Consider the palms. They are faces,
eyes closed, their five spread fingers
soft exclamations, sadness or surprise.
They have smile lines, sorrow lines, like faces.
Like faces, they are hard to read.

Somehow the palms, though they have held my life
piece by piece, seem young and pale.
So much has touched them, nothing has remained.
They are innocent, maybe, though they guess
they have a darker side that they cannot grasp.

The backs of my hands, indeed, are so different
that sometimes I think they are not mine,
shadowy from the sun, all bones and strain,
but time on my hands, blood on my hands—
for such things I have never blamed my hands.

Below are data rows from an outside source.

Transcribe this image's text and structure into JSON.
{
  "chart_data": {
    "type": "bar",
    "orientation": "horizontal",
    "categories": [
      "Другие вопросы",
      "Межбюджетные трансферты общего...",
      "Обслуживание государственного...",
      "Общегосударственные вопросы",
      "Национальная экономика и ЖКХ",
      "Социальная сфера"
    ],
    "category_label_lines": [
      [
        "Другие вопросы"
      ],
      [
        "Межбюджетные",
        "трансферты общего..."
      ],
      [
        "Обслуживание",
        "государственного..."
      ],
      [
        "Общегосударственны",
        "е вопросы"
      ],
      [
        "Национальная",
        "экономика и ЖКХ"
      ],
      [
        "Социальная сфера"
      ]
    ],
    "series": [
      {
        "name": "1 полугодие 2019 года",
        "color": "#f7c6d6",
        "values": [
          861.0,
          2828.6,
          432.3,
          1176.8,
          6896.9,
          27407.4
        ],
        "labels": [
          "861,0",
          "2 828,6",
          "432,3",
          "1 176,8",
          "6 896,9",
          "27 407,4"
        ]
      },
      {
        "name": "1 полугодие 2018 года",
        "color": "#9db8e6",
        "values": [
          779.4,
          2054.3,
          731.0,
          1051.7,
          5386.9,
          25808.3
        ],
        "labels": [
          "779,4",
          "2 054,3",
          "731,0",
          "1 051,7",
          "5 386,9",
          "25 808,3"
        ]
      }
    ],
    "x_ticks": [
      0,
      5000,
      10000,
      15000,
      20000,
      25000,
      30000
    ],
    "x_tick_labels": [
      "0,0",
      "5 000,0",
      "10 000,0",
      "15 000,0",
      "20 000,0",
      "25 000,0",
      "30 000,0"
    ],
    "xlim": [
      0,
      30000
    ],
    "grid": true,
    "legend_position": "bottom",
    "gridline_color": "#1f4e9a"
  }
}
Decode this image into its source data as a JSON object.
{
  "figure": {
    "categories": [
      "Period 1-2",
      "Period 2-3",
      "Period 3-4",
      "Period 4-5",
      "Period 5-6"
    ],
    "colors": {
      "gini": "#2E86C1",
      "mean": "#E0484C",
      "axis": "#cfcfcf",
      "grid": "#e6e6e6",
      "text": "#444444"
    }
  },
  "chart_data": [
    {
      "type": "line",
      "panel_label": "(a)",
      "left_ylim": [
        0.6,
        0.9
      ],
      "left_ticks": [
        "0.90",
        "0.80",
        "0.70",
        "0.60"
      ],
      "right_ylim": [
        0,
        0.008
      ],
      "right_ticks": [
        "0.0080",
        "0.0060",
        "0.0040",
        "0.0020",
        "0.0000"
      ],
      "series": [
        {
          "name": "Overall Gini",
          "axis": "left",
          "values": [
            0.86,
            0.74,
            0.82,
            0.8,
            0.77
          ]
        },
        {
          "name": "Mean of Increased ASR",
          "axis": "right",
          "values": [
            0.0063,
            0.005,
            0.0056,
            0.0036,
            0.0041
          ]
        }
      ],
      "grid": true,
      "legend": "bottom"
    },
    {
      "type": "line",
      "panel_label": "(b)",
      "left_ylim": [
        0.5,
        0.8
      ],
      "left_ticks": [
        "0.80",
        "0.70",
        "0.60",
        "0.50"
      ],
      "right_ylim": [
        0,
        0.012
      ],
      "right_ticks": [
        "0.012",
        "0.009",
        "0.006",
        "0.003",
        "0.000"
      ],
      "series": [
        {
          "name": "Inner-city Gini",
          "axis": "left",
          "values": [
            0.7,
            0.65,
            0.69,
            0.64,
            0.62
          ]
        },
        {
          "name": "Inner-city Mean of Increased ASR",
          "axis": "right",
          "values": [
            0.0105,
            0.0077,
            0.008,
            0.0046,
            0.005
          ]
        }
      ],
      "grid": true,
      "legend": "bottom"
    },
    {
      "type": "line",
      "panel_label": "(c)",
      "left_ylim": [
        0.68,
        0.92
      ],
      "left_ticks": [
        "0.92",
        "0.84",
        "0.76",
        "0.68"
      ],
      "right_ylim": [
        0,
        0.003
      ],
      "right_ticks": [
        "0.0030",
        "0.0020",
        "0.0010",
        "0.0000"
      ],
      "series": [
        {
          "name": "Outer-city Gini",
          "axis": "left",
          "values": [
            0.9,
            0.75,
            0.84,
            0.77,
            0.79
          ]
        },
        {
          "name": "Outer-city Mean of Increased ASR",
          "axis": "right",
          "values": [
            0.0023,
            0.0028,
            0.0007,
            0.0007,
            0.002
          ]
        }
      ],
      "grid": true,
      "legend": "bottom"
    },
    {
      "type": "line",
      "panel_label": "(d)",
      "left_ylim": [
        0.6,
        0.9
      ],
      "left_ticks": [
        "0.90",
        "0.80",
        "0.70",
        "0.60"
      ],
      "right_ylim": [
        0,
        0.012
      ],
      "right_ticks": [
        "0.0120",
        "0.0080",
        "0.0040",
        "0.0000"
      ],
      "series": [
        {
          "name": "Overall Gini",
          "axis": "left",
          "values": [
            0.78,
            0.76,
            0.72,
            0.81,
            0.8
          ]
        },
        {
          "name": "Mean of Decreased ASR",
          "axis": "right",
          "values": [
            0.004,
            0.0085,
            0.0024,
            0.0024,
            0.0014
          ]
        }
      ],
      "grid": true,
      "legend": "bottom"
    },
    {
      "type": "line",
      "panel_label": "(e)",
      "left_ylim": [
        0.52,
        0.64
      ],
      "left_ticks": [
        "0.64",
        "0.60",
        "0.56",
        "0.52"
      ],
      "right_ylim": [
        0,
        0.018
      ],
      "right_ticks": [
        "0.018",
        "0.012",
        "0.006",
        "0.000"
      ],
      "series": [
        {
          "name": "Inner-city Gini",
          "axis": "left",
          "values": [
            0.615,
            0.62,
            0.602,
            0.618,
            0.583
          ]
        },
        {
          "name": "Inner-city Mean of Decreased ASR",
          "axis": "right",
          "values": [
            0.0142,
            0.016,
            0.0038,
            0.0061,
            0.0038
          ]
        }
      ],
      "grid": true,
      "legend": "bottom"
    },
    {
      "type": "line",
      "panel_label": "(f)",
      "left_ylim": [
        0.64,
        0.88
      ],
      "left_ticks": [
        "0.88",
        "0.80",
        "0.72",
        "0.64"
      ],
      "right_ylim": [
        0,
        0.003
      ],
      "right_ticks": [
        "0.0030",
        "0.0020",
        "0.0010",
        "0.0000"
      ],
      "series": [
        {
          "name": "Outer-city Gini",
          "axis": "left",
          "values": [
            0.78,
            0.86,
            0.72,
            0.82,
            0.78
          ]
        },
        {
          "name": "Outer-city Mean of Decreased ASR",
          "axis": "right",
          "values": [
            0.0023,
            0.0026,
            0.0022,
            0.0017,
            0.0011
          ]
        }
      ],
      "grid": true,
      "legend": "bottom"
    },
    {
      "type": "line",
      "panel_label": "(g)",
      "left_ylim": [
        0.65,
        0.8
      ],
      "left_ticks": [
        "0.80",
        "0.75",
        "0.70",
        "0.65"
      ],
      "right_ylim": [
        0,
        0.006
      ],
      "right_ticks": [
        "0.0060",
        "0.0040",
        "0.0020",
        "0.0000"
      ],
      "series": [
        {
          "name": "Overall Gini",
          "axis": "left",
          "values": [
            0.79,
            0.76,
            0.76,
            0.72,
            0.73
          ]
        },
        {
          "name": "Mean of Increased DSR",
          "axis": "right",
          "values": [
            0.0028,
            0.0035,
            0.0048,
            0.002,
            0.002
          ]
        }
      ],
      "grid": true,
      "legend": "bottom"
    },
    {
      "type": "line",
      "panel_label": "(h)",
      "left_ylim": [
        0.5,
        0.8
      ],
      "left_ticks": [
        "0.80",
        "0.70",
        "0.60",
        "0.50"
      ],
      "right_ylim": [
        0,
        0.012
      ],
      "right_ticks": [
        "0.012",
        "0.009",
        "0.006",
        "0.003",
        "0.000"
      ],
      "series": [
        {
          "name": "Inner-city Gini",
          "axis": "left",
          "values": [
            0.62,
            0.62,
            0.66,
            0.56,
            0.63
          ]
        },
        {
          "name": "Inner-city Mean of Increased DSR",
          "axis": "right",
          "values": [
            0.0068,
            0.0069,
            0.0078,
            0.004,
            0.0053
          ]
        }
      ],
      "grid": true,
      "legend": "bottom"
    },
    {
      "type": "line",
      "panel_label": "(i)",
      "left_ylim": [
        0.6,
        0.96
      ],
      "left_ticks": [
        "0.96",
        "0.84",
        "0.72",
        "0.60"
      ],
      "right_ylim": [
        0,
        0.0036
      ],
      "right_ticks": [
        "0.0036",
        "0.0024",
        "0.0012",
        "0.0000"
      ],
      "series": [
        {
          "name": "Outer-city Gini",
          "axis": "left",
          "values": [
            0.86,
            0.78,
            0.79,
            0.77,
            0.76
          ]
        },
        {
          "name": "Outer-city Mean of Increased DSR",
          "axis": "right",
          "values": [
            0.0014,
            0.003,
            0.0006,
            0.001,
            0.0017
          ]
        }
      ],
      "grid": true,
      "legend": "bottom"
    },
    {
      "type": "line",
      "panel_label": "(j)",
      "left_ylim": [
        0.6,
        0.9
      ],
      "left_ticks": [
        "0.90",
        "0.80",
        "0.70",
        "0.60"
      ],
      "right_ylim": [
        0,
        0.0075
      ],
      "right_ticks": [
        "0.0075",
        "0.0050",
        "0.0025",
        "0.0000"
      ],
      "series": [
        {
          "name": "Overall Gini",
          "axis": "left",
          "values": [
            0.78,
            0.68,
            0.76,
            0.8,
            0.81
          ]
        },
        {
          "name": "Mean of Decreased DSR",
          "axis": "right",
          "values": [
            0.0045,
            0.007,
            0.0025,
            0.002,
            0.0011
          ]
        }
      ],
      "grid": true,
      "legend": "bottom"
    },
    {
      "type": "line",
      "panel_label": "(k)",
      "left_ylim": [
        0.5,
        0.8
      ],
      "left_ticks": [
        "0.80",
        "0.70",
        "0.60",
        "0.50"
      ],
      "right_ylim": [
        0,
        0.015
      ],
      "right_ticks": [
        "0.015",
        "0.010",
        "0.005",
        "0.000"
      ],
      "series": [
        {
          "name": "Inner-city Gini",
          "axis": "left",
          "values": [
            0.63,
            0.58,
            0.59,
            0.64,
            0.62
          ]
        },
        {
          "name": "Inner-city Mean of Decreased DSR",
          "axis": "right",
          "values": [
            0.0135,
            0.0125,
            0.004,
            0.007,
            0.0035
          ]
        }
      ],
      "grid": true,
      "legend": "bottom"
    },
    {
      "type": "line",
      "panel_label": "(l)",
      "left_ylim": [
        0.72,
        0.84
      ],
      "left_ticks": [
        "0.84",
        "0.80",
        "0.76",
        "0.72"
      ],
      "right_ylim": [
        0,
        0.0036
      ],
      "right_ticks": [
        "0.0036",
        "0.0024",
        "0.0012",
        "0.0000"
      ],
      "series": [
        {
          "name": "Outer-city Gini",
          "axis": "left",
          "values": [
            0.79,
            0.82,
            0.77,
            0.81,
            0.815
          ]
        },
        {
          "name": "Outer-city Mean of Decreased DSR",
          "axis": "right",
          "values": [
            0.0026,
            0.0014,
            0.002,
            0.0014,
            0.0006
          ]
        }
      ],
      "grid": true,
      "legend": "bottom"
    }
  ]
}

One hand writes. Sometimes it writes a reminder
on the other hand, which knows it will never write,
though it has learned, in secret, how to type.
That is sad, perhaps, but the dominant hand is sadder,
with its fear that it will never, not really, be written on.

They are like an old couple at home. All day,
each knows exactly where the other is.
They must speak, though how is a mystery,
so rarely do they touch, so briefly come together,
now and then to wash, maybe in prayer.

I consider my hands, palms up. Empty, I say,
though it is exactly then that they are weighing
not a particular stone or loaf I have chosen
but everything, everything, the whole tall world,
finding it light, finding it light as air.